Nascent cardiovascular biotech Kardigan is continuing its bumper year with a pulse-quickening $254 million series B fundraising round, bringing the company’s total financing to more than half a billion dollars to support a tapestry of late-stage clinical assets.
Existing investors Arch Venture Partners and Sequoia Heritage were joined in the round by newcomers Fidelity Management & Research Company and accounts advised by T. Rowe Price Investment, the biotech explained in an Oct. 14 release.
Kardigan launched in January with a hearty $300 million and a clutch of then-undisclosed assets in hand. Last month, the company revealed three of these drugs and has since shared phase 2b data for one of them—danicamtiv—at the Heart Failure Society of America’s annual conference.
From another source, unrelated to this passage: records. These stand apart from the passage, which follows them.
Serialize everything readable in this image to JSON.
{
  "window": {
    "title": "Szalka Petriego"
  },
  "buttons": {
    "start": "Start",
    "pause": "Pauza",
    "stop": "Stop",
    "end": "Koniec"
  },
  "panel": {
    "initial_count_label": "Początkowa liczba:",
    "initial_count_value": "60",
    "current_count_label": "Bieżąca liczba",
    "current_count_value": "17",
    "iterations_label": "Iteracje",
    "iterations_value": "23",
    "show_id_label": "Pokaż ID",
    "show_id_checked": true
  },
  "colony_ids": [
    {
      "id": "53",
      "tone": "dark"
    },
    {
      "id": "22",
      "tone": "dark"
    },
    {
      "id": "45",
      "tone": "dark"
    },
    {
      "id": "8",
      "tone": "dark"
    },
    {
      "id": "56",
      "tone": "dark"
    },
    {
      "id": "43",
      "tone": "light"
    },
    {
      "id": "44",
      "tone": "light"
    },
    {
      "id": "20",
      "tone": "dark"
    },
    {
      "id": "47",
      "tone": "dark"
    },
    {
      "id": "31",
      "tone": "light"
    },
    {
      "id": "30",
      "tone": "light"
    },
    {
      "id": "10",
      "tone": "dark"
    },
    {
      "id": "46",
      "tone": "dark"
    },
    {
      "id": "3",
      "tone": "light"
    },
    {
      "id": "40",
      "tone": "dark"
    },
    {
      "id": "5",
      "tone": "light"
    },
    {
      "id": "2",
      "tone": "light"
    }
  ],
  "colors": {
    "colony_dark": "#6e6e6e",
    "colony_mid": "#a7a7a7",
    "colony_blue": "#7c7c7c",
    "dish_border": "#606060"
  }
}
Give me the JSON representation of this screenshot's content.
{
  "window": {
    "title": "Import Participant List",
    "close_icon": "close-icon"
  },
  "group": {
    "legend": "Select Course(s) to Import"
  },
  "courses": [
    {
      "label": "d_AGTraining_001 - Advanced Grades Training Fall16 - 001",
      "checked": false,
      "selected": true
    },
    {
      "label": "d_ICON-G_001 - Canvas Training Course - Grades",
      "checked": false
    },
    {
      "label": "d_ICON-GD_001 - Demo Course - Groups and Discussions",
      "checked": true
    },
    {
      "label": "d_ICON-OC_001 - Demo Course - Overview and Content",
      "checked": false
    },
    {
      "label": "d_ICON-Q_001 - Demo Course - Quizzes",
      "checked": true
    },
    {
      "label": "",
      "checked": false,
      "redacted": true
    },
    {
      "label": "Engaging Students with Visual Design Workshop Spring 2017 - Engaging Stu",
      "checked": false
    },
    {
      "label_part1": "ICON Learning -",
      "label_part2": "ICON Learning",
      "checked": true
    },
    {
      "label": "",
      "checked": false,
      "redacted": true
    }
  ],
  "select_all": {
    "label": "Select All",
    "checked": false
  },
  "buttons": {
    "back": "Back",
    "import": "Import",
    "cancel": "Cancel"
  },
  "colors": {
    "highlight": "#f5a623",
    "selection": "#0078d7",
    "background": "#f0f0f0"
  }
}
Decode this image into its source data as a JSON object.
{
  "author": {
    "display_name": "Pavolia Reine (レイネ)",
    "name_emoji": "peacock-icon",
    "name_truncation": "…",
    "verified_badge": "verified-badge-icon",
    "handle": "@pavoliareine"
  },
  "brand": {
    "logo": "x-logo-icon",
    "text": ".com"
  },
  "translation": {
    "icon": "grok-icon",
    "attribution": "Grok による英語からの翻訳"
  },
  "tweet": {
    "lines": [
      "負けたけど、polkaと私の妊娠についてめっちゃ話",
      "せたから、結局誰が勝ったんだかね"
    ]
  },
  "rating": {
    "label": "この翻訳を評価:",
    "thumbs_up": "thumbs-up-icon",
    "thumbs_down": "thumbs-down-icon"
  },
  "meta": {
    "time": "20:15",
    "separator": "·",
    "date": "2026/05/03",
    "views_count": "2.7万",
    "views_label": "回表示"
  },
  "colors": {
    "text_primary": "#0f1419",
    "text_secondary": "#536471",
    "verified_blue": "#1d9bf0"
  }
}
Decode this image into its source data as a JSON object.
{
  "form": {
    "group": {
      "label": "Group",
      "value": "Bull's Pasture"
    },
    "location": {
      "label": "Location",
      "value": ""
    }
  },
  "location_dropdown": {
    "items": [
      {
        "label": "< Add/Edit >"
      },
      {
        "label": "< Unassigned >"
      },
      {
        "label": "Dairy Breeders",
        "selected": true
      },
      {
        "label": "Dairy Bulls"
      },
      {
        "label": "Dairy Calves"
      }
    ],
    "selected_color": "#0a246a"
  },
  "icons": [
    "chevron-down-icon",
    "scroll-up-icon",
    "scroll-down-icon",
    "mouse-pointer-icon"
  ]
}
Danicamtiv is a cardiac myosin activator licensed from Bristol Myers Squibb and originally discovered by MyoKardia, another cardio-focused biotech that was acquired by BMS in 2020 for $13 billion. Kardigan was founded by a team of former MyoKardia execs, including co-founder, CEO and chair Tassos Gianakakos, who previously led MyoKardia for seven years.
Kardigan is developing danicamtiv for certain forms of dilated cardiomyopathy, a condition where the heart’s chambers enlarge, making blood pumping difficult.
Related
Kardigan’s other two disclosed assets are tonlamarsen, an acute severe hypertension candidate licensed from Ionis Pharmaceuticals; and ataciguat, a guanylate cyclase activator from Sanofi and the Mayo Clinic that Kardigan is pursuing for calcific aortic valve stenosis.
All three therapies are meant to address the root causes of diseases that currently have no treatment, Kardigan said in the release, with multiple readouts expected next year.
Kardigan’s quick tempo this year is intentional, the company said in the Oct. 14 release, “with the goal of delivering multiple medicines at a pace not previously seen in cardiovascular health.”
“The support of our new and existing investors affirms the strength of Kardigan’s differentiated scientific strategy and bold vision to make cardiovascular disease preventable, curable and no longer the leading cause of death in the world,” Gianakakos said in the release.
“With cardiac intelligence, Kardigan is advancing an unparalleled understanding of the heart, redefining the model for therapeutic innovation—one designed to address cardiovascular diseases at their source rather than just manage symptoms,” the CEO added.
Gianakakos’ use of the phrase “cardiac intelligence” was likely a reference to the other company he leads, Prolaio, a cardiovascular data collection and analysis platform Kardigan acquired in March.
At the time, Kardigan co-founder and Chief Medical Officer Jay Edelberg, M.D., Ph.D., said that together the two companies were “poised to establish a new and unrivaled understanding of heart health.”